The sample of BS_A1, BS_A2, BS_A3, BS_A4 were cultuered according to the workflow below: culturing at 37℃ for 12 hours, then taking it into 46℃ for 12 hours. It continued to culturing at 55℃ for 24 hours in the final step. The sample of BS_B1,BS_B2,BS_B3,BS_B4 were cultured at 37℃ in the whole 48 hours.
Growth protocol
A wort agar medium including a quarter of beef extract peptone was used to Bacillus subtilis fermentation for 48 hours. The seed of B.subtilis was prepared in the Luria-Bertani medium at 37℃ overnight.
Extracted molecule
total RNA
Extraction protocol
A modified CTAB method was used for total RNA extraction. The ingredient of the CTAB extraction liquid including 2% CTAB, 30mmol/L EDTA, 2mol/L NaCl, 100mmol/L Tris-HCl, pH 8.0,0.05% spermidine. adding the reagents in a clean RNase-free 1.5 ml centrifugal tube (including 600 L CTAB extraction liquid, 12 µL 2% PVP, 12 ul mercaptoethanol and final concentration of 1.5 mg/ml of proteinase K, 42 ℃ incubation for 10 minutes.Then transferred it to the sample tube and added 100 ul lysozyme (1 mg/ml), vortex oscillation, 42 ℃ incubation 90min ( vortexing several times during the time).For cell lysis nucleic acid substances released after the separation and purification of RNA as follows: in the previous step sample tube with equal volume of chloroform, isoamyl alcohol, vortex, 13000 rpm, 4 ℃ centrifuge for 15 min.Transfered the upper water phase to a new tube, repeating the above steps.Add precooling the solution (volume of 4 m LiCl and 1/2 volume of anhydrous ethanol) to the previous upper water.
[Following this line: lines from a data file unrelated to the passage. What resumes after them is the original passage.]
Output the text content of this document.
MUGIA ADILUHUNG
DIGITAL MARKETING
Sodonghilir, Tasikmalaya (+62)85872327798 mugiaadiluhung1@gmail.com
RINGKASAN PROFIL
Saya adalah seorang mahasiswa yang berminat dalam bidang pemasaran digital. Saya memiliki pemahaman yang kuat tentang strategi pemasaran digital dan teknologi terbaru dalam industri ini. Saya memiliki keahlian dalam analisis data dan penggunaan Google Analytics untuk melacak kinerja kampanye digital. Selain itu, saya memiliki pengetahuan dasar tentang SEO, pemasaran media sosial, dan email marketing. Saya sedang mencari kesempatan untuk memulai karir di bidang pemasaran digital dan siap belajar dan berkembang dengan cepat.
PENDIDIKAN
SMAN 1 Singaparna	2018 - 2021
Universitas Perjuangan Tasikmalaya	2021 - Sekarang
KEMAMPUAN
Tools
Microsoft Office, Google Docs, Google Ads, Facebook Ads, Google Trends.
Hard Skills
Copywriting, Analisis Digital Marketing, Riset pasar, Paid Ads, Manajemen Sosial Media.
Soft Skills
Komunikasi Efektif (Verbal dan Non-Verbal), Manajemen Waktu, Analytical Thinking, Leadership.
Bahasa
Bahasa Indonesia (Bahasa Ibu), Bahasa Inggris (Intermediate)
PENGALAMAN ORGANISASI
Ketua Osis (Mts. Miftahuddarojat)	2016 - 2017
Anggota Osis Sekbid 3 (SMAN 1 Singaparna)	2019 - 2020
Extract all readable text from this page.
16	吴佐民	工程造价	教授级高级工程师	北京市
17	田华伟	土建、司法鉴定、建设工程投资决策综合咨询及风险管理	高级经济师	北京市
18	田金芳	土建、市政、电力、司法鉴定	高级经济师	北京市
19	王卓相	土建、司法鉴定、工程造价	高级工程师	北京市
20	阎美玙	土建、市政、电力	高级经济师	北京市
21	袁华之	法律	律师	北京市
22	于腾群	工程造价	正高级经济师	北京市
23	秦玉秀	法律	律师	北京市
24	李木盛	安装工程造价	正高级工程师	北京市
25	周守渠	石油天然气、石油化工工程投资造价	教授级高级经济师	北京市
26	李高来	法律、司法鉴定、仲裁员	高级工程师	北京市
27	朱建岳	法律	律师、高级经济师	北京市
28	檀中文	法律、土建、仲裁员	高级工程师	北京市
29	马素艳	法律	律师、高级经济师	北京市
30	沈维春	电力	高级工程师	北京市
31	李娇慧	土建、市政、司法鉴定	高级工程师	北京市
Precipitating the nucleic acid on ice for 3 hours. the pellets was ultraclean using 600 ul - 800 ul 2M LiCl and 75% ethanol.Obtaining total RNA.by add approprate amount DEPC water dissolved the pellets .
Label
Cy3
Label protocol
Cyanine-3 (Cy3) labeled cRNA was prepared from 0.5 ug RNA using the One-Color Low RNA Input Linear Amplification PLUS kit (Agilent) according to the manufacturer's instructions, followed by RNAeasy column purification (QIAGEN, Valencia, CA). Dye incorporation and cRNA yield were checked with the NanoDrop ND-1000 Spectrophotometer.
Hybridization protocol
not provided
Scan protocol
Slides were scanned immediately after washing on the Agilent DNA Microarray Scanner (G2505B) using one color scan setting for 1x44k array slides (Scan Area 61x21.6 mm, Scan resolution 10um, Dye channel is set to Green and Green PMT is set to 100%).
Description
BS_A2 gene experssion response to High temperature
Data processing
The scanned images were analyzed with Feature Extraction Software 9.1 (Agilent) using default parameters (protocol GE1-v1_91 and Grid: 012391_D_20060331) to obtain background subtracted and spatially detrended Processed Signal intensities. Features flagged in Feature Extraction as Feature Non-uniform outliers were excluded.